Expected value of $\frac{\overline X}{1-\overline X}$ when $X_i$'s are i.i.d $\mathsf{Beta}(\theta,1)$

Question

I am trying to determine $E\left[\frac{\overline X}{1-\overline X}\right]$, where distribution of $X_1,\ldots,X_n$ is

$$f(x;\theta)=\theta x^{\theta−1}\quad,\, 0 < x < 1\,,\, \theta > 0 $$

When I try it by definition of $E[X]$ how do I integrate $\frac{\overline X}{1-\overline X}$?

Answer 1

1. $\bar{X} = 1/n \sum X$, call $Y = \sum X$. $Y$ has a known distribution. What is it?
2. $\bar{X} / (1-\bar{X}) = Y / (n - Y)$
3. $E[Y/(n-Y)] = \int Y/(n-Y) dY$

Answer 2

It is probably not easy to exactly compute the distribution. For instance, when $\theta = 1$ then $\bar X$ follows the Bates distribution. That is not easy to integrate over. However, we can approximate the mean by using a simulation or by using a function that approximates the distribution.

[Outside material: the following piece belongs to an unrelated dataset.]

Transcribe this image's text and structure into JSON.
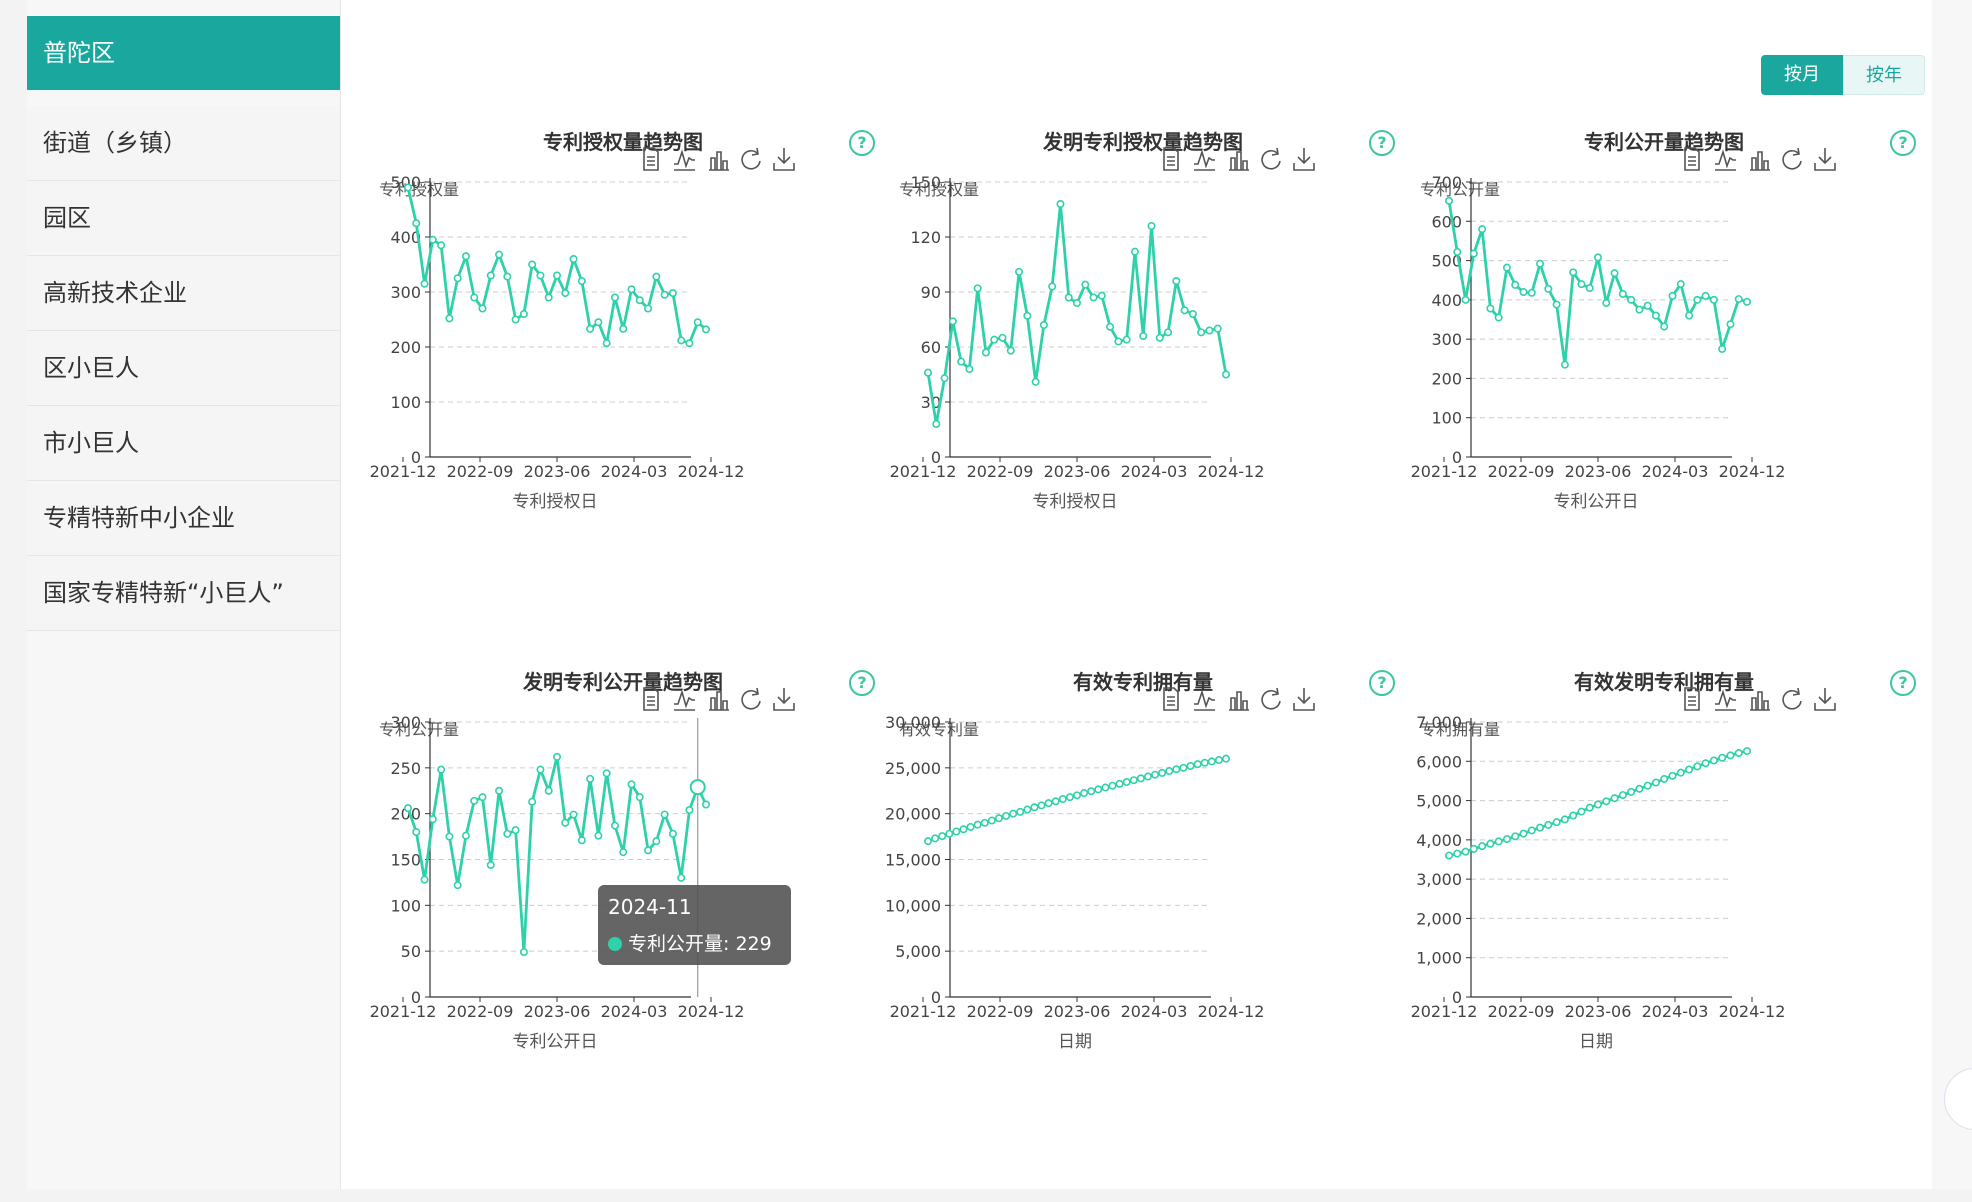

Using an approximation of the distribution

We can approximate the mean of $n$ variables $\bar{X}$ by another beta distribution that matches the mean and variance. For this approximate distribution we have the following parameters

$$\begin{array}{} \alpha'&=&\alpha\frac{\alpha n+2n-1}{\alpha+1}\\ \beta'&=&\frac{\alpha n+2n-1}{\alpha+1} \end{array} $$

The mean will be then

$$E\left[\frac{\bar X}{1- \bar X}\right] \approx \frac{\alpha'}{\beta'-1}$$

You should be able to derive this by using integration. I just looked it up from a table. We can do this because the variable $X/(1-X)$ is distributed as the beta prime distribution.

Simulation

With this method we simply simulate a large sample of $\bar{X}/(1-\bar{X})$ and compute the sample mean. If the variance of $\bar{X}/(1-\bar{X})$ is finite then this simulation will get as close as we want.

Coding and comparison

For $\theta = 3$ and $n=10$ we get the following distribution of $\bar{X}/(1-\bar{X})$.

The histogram is the simulation and the curve is the approximate distribution with $\alpha'$ and $\beta'$.

The results give values

> sum(x/(1-x))/m
[1] 3.273982
> aprox/(bprox-1)
[1] 3.266667

which are very close.

set.seed(1)
theta = 3
m = 10^4  ### sample size for simulation
n = 10    ### number of variables to average

### average of 10 beta variables
x <- rowSums(matrix(rbeta(n*m,theta,1), ncol = n))/n

### approximated variable
aprox = theta * (theta*n+2*n-1)/(theta+1)
bprox = (theta*n+2*n-1)/(theta+1)
xs = seq(0,1,0.001)
y = dbeta(xs,aprox,bprox)

### plot histogram and compare with estimate
hist(x, breaks = seq(0,1,0.01), xlim = c(0.5,1), freq = 0)
lines(xs,y)

### compare approximates of average
sum(x/(1-x))/m
aprox/(bprox-1)